16 Recent Studies on Emergency Department Visits
1. The American College of Emergency Physicians announced studies show frequent users of the emergency department do not have higher rates of non-urgent visits compared with typical ED patients.
2. The Center for Health Care Strategies announced a project involving integrated care reduced the rate of mental health hospitalizations by an estimated 12 percent over two years in Pennsylvania.
3. Research published in Health Affairs suggests increased use of hospital observation units could help save $3.1 billion in healthcare costs each year.
4. Of all New York City ED patients in 2008, 2.3 percent were super-users — patients who had five or more ED visits each year from 2006 through 2008 — and 74 percent were one-time ED visitors.
5. Highly frequent use of emergency departments in New York City is associated with mental illness and substance use, according to a United Hospital Fund report.
6. Different strategies for improving emergency department patient flow at six hospitals cost up to 1,017 hours and $490,000, according to a Journal of Emergency Nursing study.
7. A hospital medicine emergency department team can improve patient flow, decrease ED diversion and treat patients boarded in the ED more quickly than can EDs without an HMED team, according to a study in Journal of Hospital Medicine.

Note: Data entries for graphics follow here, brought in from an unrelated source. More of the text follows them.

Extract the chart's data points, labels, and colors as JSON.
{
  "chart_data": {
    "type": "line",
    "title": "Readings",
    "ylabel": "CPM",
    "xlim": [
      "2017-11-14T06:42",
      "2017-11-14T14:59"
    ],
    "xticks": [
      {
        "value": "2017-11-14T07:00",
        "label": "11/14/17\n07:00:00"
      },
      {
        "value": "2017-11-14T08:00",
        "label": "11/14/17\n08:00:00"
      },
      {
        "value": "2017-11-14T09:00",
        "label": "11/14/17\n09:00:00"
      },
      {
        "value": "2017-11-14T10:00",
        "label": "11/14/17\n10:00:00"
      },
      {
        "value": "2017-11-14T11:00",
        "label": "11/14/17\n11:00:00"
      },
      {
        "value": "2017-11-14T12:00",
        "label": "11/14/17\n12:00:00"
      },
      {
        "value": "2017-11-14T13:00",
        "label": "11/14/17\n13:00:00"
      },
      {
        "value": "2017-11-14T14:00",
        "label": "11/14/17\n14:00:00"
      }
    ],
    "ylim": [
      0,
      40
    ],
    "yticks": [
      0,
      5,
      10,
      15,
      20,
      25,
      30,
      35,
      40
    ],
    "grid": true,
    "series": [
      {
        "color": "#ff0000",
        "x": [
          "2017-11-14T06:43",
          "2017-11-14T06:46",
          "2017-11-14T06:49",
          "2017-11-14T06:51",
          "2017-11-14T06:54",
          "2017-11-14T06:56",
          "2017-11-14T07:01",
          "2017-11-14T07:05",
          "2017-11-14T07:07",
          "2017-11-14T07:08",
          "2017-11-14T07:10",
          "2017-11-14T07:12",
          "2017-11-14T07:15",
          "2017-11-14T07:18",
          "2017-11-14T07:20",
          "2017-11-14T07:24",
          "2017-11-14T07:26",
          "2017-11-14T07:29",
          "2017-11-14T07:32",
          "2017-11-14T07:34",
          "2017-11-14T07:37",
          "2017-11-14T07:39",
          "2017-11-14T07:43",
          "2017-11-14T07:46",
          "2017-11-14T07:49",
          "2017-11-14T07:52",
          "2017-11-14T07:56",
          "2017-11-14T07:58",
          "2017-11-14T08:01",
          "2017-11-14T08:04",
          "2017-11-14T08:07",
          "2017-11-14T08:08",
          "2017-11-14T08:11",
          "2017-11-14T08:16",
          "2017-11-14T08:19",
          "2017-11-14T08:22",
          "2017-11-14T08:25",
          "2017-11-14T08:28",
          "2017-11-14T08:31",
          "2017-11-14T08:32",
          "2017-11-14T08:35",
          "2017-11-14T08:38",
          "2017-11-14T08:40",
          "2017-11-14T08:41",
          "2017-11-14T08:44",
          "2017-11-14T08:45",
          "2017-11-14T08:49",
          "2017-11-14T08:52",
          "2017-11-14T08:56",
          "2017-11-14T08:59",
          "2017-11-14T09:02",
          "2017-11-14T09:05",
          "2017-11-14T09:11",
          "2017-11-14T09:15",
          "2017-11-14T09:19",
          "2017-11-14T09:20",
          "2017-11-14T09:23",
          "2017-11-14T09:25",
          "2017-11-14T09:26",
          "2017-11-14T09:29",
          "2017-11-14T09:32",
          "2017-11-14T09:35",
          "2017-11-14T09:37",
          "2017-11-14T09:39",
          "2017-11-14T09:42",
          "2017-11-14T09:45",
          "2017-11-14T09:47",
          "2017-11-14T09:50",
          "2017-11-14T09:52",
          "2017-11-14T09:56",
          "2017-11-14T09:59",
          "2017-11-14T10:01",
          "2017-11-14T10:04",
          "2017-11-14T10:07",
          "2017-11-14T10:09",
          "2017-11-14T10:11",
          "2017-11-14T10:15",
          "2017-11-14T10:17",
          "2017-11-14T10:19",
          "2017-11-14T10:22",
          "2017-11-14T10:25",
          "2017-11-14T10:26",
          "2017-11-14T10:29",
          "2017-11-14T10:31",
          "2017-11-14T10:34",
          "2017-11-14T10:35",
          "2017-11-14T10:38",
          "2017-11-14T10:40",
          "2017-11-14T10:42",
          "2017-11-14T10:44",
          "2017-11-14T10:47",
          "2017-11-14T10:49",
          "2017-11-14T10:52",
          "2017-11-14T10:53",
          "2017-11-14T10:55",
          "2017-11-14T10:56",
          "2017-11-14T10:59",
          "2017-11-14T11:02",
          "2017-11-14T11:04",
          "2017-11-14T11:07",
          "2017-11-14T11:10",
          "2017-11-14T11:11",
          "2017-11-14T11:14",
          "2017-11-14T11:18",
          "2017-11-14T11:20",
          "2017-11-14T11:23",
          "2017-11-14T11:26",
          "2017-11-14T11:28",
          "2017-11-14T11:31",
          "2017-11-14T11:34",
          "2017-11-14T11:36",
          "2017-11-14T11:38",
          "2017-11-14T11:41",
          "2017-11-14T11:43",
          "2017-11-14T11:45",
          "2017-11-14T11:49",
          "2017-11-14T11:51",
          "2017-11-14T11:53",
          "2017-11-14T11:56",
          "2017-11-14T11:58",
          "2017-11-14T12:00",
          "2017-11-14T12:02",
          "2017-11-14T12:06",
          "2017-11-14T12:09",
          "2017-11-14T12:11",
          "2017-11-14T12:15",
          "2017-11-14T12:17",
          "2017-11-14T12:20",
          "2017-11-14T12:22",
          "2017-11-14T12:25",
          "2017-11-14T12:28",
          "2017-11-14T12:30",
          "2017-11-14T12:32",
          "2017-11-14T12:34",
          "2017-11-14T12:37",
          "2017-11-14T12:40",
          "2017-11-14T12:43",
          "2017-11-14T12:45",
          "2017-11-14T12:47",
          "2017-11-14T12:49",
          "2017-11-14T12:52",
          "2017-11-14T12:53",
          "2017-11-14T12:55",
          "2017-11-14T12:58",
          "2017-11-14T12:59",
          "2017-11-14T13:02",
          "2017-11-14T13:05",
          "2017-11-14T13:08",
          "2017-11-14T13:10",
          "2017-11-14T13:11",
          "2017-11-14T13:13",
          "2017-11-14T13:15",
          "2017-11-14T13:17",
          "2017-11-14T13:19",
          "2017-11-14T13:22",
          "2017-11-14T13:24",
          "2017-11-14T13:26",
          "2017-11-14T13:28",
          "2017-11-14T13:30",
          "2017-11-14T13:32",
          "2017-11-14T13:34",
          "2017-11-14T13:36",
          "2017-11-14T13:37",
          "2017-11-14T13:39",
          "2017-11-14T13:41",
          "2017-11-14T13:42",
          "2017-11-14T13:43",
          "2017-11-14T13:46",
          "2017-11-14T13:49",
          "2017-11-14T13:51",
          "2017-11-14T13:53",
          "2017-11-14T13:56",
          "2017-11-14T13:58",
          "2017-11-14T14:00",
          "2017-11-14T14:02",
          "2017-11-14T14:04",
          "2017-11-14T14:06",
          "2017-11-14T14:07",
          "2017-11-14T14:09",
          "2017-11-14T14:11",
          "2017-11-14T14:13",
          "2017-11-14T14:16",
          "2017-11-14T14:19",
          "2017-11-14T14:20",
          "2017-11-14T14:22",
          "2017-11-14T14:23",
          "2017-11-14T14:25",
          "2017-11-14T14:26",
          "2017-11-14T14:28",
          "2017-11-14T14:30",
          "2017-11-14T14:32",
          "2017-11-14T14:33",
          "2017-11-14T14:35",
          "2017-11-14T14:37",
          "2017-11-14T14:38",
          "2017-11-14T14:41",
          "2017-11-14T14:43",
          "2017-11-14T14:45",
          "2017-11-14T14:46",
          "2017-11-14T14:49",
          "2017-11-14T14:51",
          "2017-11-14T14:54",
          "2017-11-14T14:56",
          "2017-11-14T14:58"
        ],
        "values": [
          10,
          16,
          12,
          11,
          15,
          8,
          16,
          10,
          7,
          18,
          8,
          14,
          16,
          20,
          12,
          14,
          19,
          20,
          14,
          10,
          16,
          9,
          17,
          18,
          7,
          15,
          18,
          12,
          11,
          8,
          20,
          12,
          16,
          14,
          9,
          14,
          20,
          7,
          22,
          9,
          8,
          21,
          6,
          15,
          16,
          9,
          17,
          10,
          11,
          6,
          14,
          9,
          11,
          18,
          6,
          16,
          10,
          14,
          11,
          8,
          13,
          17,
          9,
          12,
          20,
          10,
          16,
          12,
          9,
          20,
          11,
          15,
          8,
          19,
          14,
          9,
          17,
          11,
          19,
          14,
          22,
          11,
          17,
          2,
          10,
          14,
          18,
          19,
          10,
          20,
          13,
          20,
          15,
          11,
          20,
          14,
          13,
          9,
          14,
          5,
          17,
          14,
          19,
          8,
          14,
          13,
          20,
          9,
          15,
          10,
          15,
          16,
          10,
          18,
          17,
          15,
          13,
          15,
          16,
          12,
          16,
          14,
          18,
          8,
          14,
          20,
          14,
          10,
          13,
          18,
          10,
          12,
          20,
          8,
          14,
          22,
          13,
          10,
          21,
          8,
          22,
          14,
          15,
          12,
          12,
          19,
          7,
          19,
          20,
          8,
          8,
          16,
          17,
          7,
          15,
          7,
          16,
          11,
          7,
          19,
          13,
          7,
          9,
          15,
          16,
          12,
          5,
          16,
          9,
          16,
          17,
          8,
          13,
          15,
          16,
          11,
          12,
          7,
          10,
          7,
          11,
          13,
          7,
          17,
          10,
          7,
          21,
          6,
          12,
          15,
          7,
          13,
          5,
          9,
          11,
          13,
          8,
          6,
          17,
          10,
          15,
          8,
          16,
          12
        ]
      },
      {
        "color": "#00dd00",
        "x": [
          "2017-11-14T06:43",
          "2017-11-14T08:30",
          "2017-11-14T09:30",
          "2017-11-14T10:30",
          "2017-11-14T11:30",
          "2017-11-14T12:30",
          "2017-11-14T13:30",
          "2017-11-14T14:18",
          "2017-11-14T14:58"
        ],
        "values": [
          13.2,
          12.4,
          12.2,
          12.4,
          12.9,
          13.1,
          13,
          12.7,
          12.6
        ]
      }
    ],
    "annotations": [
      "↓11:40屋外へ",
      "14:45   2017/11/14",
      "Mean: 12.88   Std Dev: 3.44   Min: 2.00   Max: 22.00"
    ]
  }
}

8. The average wait time to see a healthcare provider in emergency departments increased 25 percent from 2003 to 2009, jumping from 46.5 minutes to 58.1 minutes, according to a report by the Centers for Disease Control and Prevention's National Center for Health Statistics.
9. Patient dumping — refusing patients care due to their inability to pay — still occurs despite the Emergency Medical Treatment and Labor Act that requires hospitals' emergency departments to treat all patients regardless of ability to pay, according to a Health Affairs study.
10. Performing a metabolic test at the point of care in an emergency department decreased length of stay compared to performing the test in a central laboratory, according to a study in Annals of Emergency Medicine.
11. Hospitals treating higher proportions of minority populations are more likely to divert ambulances, which indicates emergency department overcrowding, than hospitals serving lower proportions of minorities, according to a study in Health Affairs.
12. Among children older than six years old presenting to the emergency department with diabetes, those covered by Medicaid return to the ED more often than those with commercial insurance, according to a study in Pediatric Emergency Care.
13. From 2001 and 2007, there was an annual average of 2.7 percent pediatric 72-hour return visits to the emergency department, according to a Pediatric Emergency Care study.
14. HealthCore, a subsidiary of WellPoint, found ED visits for nonemergency conditions decreased 17 percent in six months among 32,000 WellPoint members in Connecticut who participated in an ED intervention program and were seeking emergency care, according to an American Medical News report.
15. Contrary to popular belief, reducing nonurgent visits to the emergency department — or visits deemed inappropriate for the ED — may not produce cost savings, according to a study in Annals of Emergency Medicine.
16. The majority of nonelderly Medicaid patients' emergency department visits are for serious symptoms rather than minor injuries, as is often thought, according to a report by the Center for Studying Health System Change.